Poelchen W, Sieler D, Wirkner K, Illes P
Rudolf-Boehm-Institut für Pharmakologie und Toxikologie, Universität Leipzig, Härtelstrasse 16-18, D-04107, Leipzig, Germany.
Neuroscience. 2001;102(3):593-602. doi: 10.1016/s0306-4522(00)00529-7.
Intracellular recordings were made in a mid-pontine slice preparation of the rat brain containing the nucleus locus coeruleus. Focal electrical stimulation evoked biphasic synaptic potentials consisting of early depolarizing (d.p.s.p.) and late hyperpolarizing (i.p.s.p.) components. The alpha(2)-adrenoceptor antagonist idazoxan inhibited the i.p.s.p. without altering the d.p.s.p. All of the following experiments were carried out in the presence of kynurenic acid and picrotoxin to block the glutamatergic and GABAergic fractions of the d.p.s.p., respectively. Guanethidine, which is known to inhibit noradrenaline and ATP release from nerve terminals of postganglionic sympathetic nerves, depressed both the d.p.s.p. and the i.p.s.p. in a concentration-dependent manner. Damage of catecholaminergic nerve terminals by 6-hydroxydopamine also decreased both the d.p.s.p. and the i.p.s.p. The P2 receptor antagonist pyridoxal-phosphate-6-azophenyl-2',4'-disulphonic acid (PPADS) depressed the d.p.s.p., whereas the i.p.s.p. remained unaffected. The further application of PPADS did not increase the depression of the d.p.s.p. by guanethidine. Superfusion with the mixed alpha-adrenoceptor agonist noradrenaline or the selective P2 receptor agonist adenosine 5'-O-(2-thiodiphosphate) inhibited both the d.p.s.p. and the i.p.s.p. The inhibitory effects of these agonists were prevented by the respective antagonists idazoxan or suramin. In the presence of suramin noradrenaline failed to inhibit the residual d.p.s.p. Superfused noradrenaline potentiated rather than inhibited responses to pressure-applied alpha,beta-methylene-ATP; superfused adenosine 5'-O-(2-thiodiphosphate) did not interact with pressure-applied noradrenaline. In conclusion, we present electrophysiological evidence for the co-release of ATP and catecholamines in the CNS. At the cell somata of neurons in the locus coeruleus, noradrenaline and ATP activate inhibitory alpha(2)-adrenoceptors and excitatory P2 receptors, respectively. In addition, inhibitory presynaptic autoreceptors of the alpha(2) and P2 types appear to regulate release of the two co-transmitters.

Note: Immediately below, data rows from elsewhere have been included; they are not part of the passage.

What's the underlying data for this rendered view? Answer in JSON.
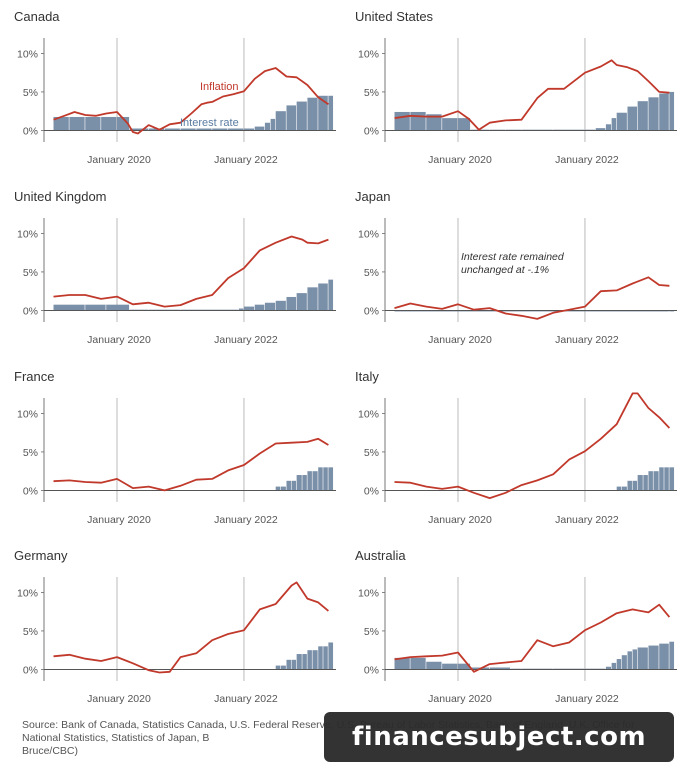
{
  "chart_data": [
    {
      "type": "line",
      "title": "Canada",
      "yticks": [
        "10%",
        "5%",
        "0%"
      ],
      "xticks": [
        "January 2020",
        "January 2022"
      ],
      "ylim": [
        -1.5,
        12
      ],
      "labels": {
        "inflation": "Inflation",
        "interest": "Interest rate"
      },
      "series": [
        {
          "name": "Inflation",
          "kind": "line",
          "color": "#c0392b",
          "x": [
            2019.0,
            2019.17,
            2019.33,
            2019.5,
            2019.67,
            2019.83,
            2020.0,
            2020.17,
            2020.25,
            2020.33,
            2020.5,
            2020.67,
            2020.83,
            2021.0,
            2021.17,
            2021.33,
            2021.42,
            2021.5,
            2021.67,
            2021.83,
            2022.0,
            2022.17,
            2022.33,
            2022.5,
            2022.67,
            2022.83,
            2023.0,
            2023.17,
            2023.33
          ],
          "values": [
            1.4,
            1.9,
            2.4,
            2.0,
            1.9,
            2.2,
            2.4,
            0.9,
            -0.2,
            -0.4,
            0.7,
            0.1,
            0.8,
            1.0,
            2.2,
            3.4,
            3.6,
            3.7,
            4.4,
            4.7,
            5.1,
            6.7,
            7.7,
            8.1,
            7.0,
            6.9,
            5.9,
            4.3,
            3.4
          ]
        },
        {
          "name": "Interest rate",
          "kind": "bar",
          "color": "#7a8fa8",
          "x": [
            2019.0,
            2019.25,
            2019.5,
            2019.75,
            2020.0,
            2020.2,
            2020.5,
            2020.75,
            2021.0,
            2021.25,
            2021.5,
            2021.75,
            2022.0,
            2022.17,
            2022.33,
            2022.42,
            2022.5,
            2022.67,
            2022.83,
            2023.0,
            2023.17,
            2023.33
          ],
          "values": [
            1.75,
            1.75,
            1.75,
            1.75,
            1.75,
            0.25,
            0.25,
            0.25,
            0.25,
            0.25,
            0.25,
            0.25,
            0.25,
            0.5,
            1.0,
            1.5,
            2.5,
            3.25,
            3.75,
            4.25,
            4.5,
            4.5
          ]
        }
      ]
    },
    {
      "type": "line",
      "title": "United States",
      "yticks": [
        "10%",
        "5%",
        "0%"
      ],
      "xticks": [
        "January 2020",
        "January 2022"
      ],
      "ylim": [
        -1.5,
        12
      ],
      "series": [
        {
          "name": "Inflation",
          "kind": "line",
          "color": "#c0392b",
          "x": [
            2019.0,
            2019.25,
            2019.5,
            2019.75,
            2020.0,
            2020.17,
            2020.33,
            2020.5,
            2020.75,
            2021.0,
            2021.25,
            2021.42,
            2021.67,
            2022.0,
            2022.25,
            2022.42,
            2022.5,
            2022.67,
            2022.83,
            2023.0,
            2023.17,
            2023.33
          ],
          "values": [
            1.6,
            1.9,
            1.8,
            1.8,
            2.5,
            1.5,
            0.1,
            1.0,
            1.3,
            1.4,
            4.2,
            5.4,
            5.4,
            7.5,
            8.3,
            9.1,
            8.5,
            8.2,
            7.7,
            6.4,
            5.0,
            4.9
          ]
        },
        {
          "name": "Interest rate",
          "kind": "bar",
          "color": "#7a8fa8",
          "x": [
            2019.0,
            2019.25,
            2019.5,
            2019.75,
            2020.0,
            2020.2,
            2020.5,
            2020.75,
            2021.0,
            2021.5,
            2022.0,
            2022.17,
            2022.33,
            2022.42,
            2022.5,
            2022.67,
            2022.83,
            2023.0,
            2023.17,
            2023.33
          ],
          "values": [
            2.4,
            2.4,
            2.1,
            1.6,
            1.6,
            0.1,
            0.1,
            0.1,
            0.1,
            0.1,
            0.1,
            0.3,
            0.8,
            1.6,
            2.3,
            3.1,
            3.8,
            4.3,
            4.8,
            5.0
          ]
        }
      ]
    },
    {
      "type": "line",
      "title": "United Kingdom",
      "yticks": [
        "10%",
        "5%",
        "0%"
      ],
      "xticks": [
        "January 2020",
        "January 2022"
      ],
      "ylim": [
        -1.5,
        12
      ],
      "series": [
        {
          "name": "Inflation",
          "kind": "line",
          "color": "#c0392b",
          "x": [
            2019.0,
            2019.25,
            2019.5,
            2019.75,
            2020.0,
            2020.25,
            2020.5,
            2020.75,
            2021.0,
            2021.25,
            2021.5,
            2021.75,
            2022.0,
            2022.25,
            2022.5,
            2022.75,
            2022.92,
            2023.0,
            2023.17,
            2023.33
          ],
          "values": [
            1.8,
            2.0,
            2.0,
            1.5,
            1.8,
            0.8,
            1.0,
            0.5,
            0.7,
            1.5,
            2.0,
            4.2,
            5.5,
            7.8,
            8.8,
            9.6,
            9.2,
            8.8,
            8.7,
            9.2
          ]
        },
        {
          "name": "Interest rate",
          "kind": "bar",
          "color": "#7a8fa8",
          "x": [
            2019.0,
            2019.5,
            2019.83,
            2020.2,
            2020.5,
            2021.0,
            2021.92,
            2022.0,
            2022.17,
            2022.33,
            2022.5,
            2022.67,
            2022.83,
            2023.0,
            2023.17,
            2023.33
          ],
          "values": [
            0.75,
            0.75,
            0.75,
            0.1,
            0.1,
            0.1,
            0.25,
            0.5,
            0.75,
            1.0,
            1.25,
            1.75,
            2.25,
            3.0,
            3.5,
            4.0
          ]
        }
      ]
    },
    {
      "type": "line",
      "title": "Japan",
      "yticks": [
        "10%",
        "5%",
        "0%"
      ],
      "xticks": [
        "January 2020",
        "January 2022"
      ],
      "ylim": [
        -1.5,
        12
      ],
      "annotation": "Interest rate remained unchanged at -.1%",
      "series": [
        {
          "name": "Inflation",
          "kind": "line",
          "color": "#c0392b",
          "x": [
            2019.0,
            2019.25,
            2019.5,
            2019.75,
            2020.0,
            2020.25,
            2020.5,
            2020.75,
            2021.0,
            2021.25,
            2021.5,
            2021.75,
            2022.0,
            2022.25,
            2022.5,
            2022.75,
            2023.0,
            2023.17,
            2023.33
          ],
          "values": [
            0.3,
            0.9,
            0.5,
            0.2,
            0.8,
            0.1,
            0.3,
            -0.4,
            -0.7,
            -1.1,
            -0.3,
            0.1,
            0.5,
            2.5,
            2.6,
            3.5,
            4.3,
            3.3,
            3.2
          ]
        },
        {
          "name": "Interest rate",
          "kind": "bar",
          "color": "#7a8fa8",
          "x": [
            2019.0,
            2023.33
          ],
          "values": [
            -0.1,
            -0.1
          ]
        }
      ]
    },
    {
      "type": "line",
      "title": "France",
      "yticks": [
        "10%",
        "5%",
        "0%"
      ],
      "xticks": [
        "January 2020",
        "January 2022"
      ],
      "ylim": [
        -1.5,
        12
      ],
      "series": [
        {
          "name": "Inflation",
          "kind": "line",
          "color": "#c0392b",
          "x": [
            2019.0,
            2019.25,
            2019.5,
            2019.75,
            2020.0,
            2020.25,
            2020.5,
            2020.75,
            2021.0,
            2021.25,
            2021.5,
            2021.75,
            2022.0,
            2022.25,
            2022.5,
            2022.75,
            2023.0,
            2023.17,
            2023.33
          ],
          "values": [
            1.2,
            1.3,
            1.1,
            1.0,
            1.5,
            0.3,
            0.5,
            0.0,
            0.6,
            1.4,
            1.5,
            2.6,
            3.3,
            4.8,
            6.1,
            6.2,
            6.3,
            6.7,
            5.9
          ]
        },
        {
          "name": "Interest rate",
          "kind": "bar",
          "color": "#7a8fa8",
          "x": [
            2022.5,
            2022.58,
            2022.67,
            2022.75,
            2022.83,
            2022.92,
            2023.0,
            2023.08,
            2023.17,
            2023.25,
            2023.33
          ],
          "values": [
            0.5,
            0.5,
            1.25,
            1.25,
            2.0,
            2.0,
            2.5,
            2.5,
            3.0,
            3.0,
            3.0
          ]
        }
      ]
    },
    {
      "type": "line",
      "title": "Italy",
      "yticks": [
        "10%",
        "5%",
        "0%"
      ],
      "xticks": [
        "January 2020",
        "January 2022"
      ],
      "ylim": [
        -1.5,
        12
      ],
      "series": [
        {
          "name": "Inflation",
          "kind": "line",
          "color": "#c0392b",
          "x": [
            2019.0,
            2019.25,
            2019.5,
            2019.75,
            2020.0,
            2020.25,
            2020.5,
            2020.75,
            2021.0,
            2021.25,
            2021.5,
            2021.75,
            2022.0,
            2022.25,
            2022.5,
            2022.75,
            2022.83,
            2023.0,
            2023.17,
            2023.33
          ],
          "values": [
            1.1,
            1.0,
            0.5,
            0.2,
            0.5,
            -0.3,
            -1.0,
            -0.3,
            0.7,
            1.3,
            2.1,
            4.0,
            5.1,
            6.7,
            8.6,
            12.6,
            12.6,
            10.7,
            9.5,
            8.1
          ]
        },
        {
          "name": "Interest rate",
          "kind": "bar",
          "color": "#7a8fa8",
          "x": [
            2022.5,
            2022.58,
            2022.67,
            2022.75,
            2022.83,
            2022.92,
            2023.0,
            2023.08,
            2023.17,
            2023.25,
            2023.33
          ],
          "values": [
            0.5,
            0.5,
            1.25,
            1.25,
            2.0,
            2.0,
            2.5,
            2.5,
            3.0,
            3.0,
            3.0
          ]
        }
      ]
    },
    {
      "type": "line",
      "title": "Germany",
      "yticks": [
        "10%",
        "5%",
        "0%"
      ],
      "xticks": [
        "January 2020",
        "January 2022"
      ],
      "ylim": [
        -1.5,
        12
      ],
      "series": [
        {
          "name": "Inflation",
          "kind": "line",
          "color": "#c0392b",
          "x": [
            2019.0,
            2019.25,
            2019.5,
            2019.75,
            2020.0,
            2020.25,
            2020.5,
            2020.67,
            2020.83,
            2021.0,
            2021.25,
            2021.5,
            2021.75,
            2022.0,
            2022.25,
            2022.5,
            2022.75,
            2022.83,
            2023.0,
            2023.17,
            2023.33
          ],
          "values": [
            1.7,
            1.9,
            1.4,
            1.1,
            1.6,
            0.8,
            -0.1,
            -0.4,
            -0.3,
            1.6,
            2.1,
            3.8,
            4.6,
            5.1,
            7.8,
            8.5,
            10.9,
            11.3,
            9.2,
            8.7,
            7.6
          ]
        },
        {
          "name": "Interest rate",
          "kind": "bar",
          "color": "#7a8fa8",
          "x": [
            2022.5,
            2022.58,
            2022.67,
            2022.75,
            2022.83,
            2022.92,
            2023.0,
            2023.08,
            2023.17,
            2023.25,
            2023.33
          ],
          "values": [
            0.5,
            0.5,
            1.25,
            1.25,
            2.0,
            2.0,
            2.5,
            2.5,
            3.0,
            3.0,
            3.5
          ]
        }
      ]
    },
    {
      "type": "line",
      "title": "Australia",
      "yticks": [
        "10%",
        "5%",
        "0%"
      ],
      "xticks": [
        "January 2020",
        "January 2022"
      ],
      "ylim": [
        -1.5,
        12
      ],
      "series": [
        {
          "name": "Inflation",
          "kind": "line",
          "color": "#c0392b",
          "x": [
            2019.0,
            2019.25,
            2019.5,
            2019.75,
            2020.0,
            2020.25,
            2020.5,
            2020.75,
            2021.0,
            2021.25,
            2021.5,
            2021.75,
            2022.0,
            2022.25,
            2022.5,
            2022.75,
            2023.0,
            2023.17,
            2023.33
          ],
          "values": [
            1.3,
            1.6,
            1.7,
            1.8,
            2.2,
            -0.3,
            0.7,
            0.9,
            1.1,
            3.8,
            3.0,
            3.5,
            5.1,
            6.1,
            7.3,
            7.8,
            7.4,
            8.4,
            6.8
          ]
        },
        {
          "name": "Interest rate",
          "kind": "bar",
          "color": "#7a8fa8",
          "x": [
            2019.0,
            2019.25,
            2019.5,
            2019.75,
            2020.0,
            2020.2,
            2020.5,
            2020.83,
            2021.0,
            2021.5,
            2022.0,
            2022.33,
            2022.42,
            2022.5,
            2022.58,
            2022.67,
            2022.75,
            2022.83,
            2023.0,
            2023.17,
            2023.33
          ],
          "values": [
            1.5,
            1.5,
            1.0,
            0.75,
            0.75,
            0.25,
            0.25,
            0.1,
            0.1,
            0.1,
            0.1,
            0.35,
            0.85,
            1.35,
            1.85,
            2.35,
            2.6,
            2.85,
            3.1,
            3.35,
            3.6
          ]
        }
      ]
    }
  ],
  "footer": {
    "source": "Source: Bank of Canada, Statistics Canada, U.S. Federal Reserve, U.S. Bureau of Labor Statistics, Bank of England, U.K. Office for National Statistics, Statistics of Japan, B",
    "source_end": "Bruce/CBC)"
  },
  "watermark": "financesubject.com"
}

在包含蓝斑核的大鼠脑桥中部脑片标本上进行细胞内记录。局灶性电刺激诱发双相突触电位,由早期去极化(d.p.s.p.)和晚期超极化(i.p.s.p.)成分组成。α₂肾上腺素能受体拮抗剂咪唑克生抑制i.p.s.p.,而不改变d.p.s.p.。以下所有实验均在犬尿氨酸和印防己毒素存在的情况下进行,以分别阻断d.p.s.p.的谷氨酸能和GABA能成分。已知可抑制节后交感神经神经末梢去甲肾上腺素和ATP释放的胍乙啶,以浓度依赖性方式抑制d.p.s.p.和i.p.s.p.。6-羟基多巴胺对儿茶酚胺能神经末梢的损伤也降低了d.p.s.p.和i.p.s.p.。P2受体拮抗剂磷酸吡哆醛-6-偶氮苯基-2',4'-二磺酸(PPADS)抑制d.p.s.p.,而i.p.s.p.不受影响。进一步应用PPADS并未增加胍乙啶对d.p.s.p.的抑制作用。用混合α肾上腺素能激动剂去甲肾上腺素或选择性P2受体激动剂腺苷5'-O-(2-硫代二磷酸)灌流可抑制d.p.s.p.和i.p.s.p.。这些激动剂的抑制作用可被各自的拮抗剂咪唑克生或苏拉明阻断。在苏拉明存在的情况下,去甲肾上腺素未能抑制残余的d.p.s.p.。灌流的去甲肾上腺素增强而非抑制对压力施加的α,β-亚甲基-ATP的反应;灌流的腺苷5'-O-(2-硫代二磷酸)与压力施加的去甲肾上腺素不相互作用。总之,我们提供了中枢神经系统中ATP和儿茶酚胺共同释放的电生理证据。在蓝斑核神经元的细胞体上,去甲肾上腺素和ATP分别激活抑制性α₂肾上腺素能受体和兴奋性P2受体。此外,α₂和P2型抑制性突触前自身受体似乎调节这两种共递质的释放。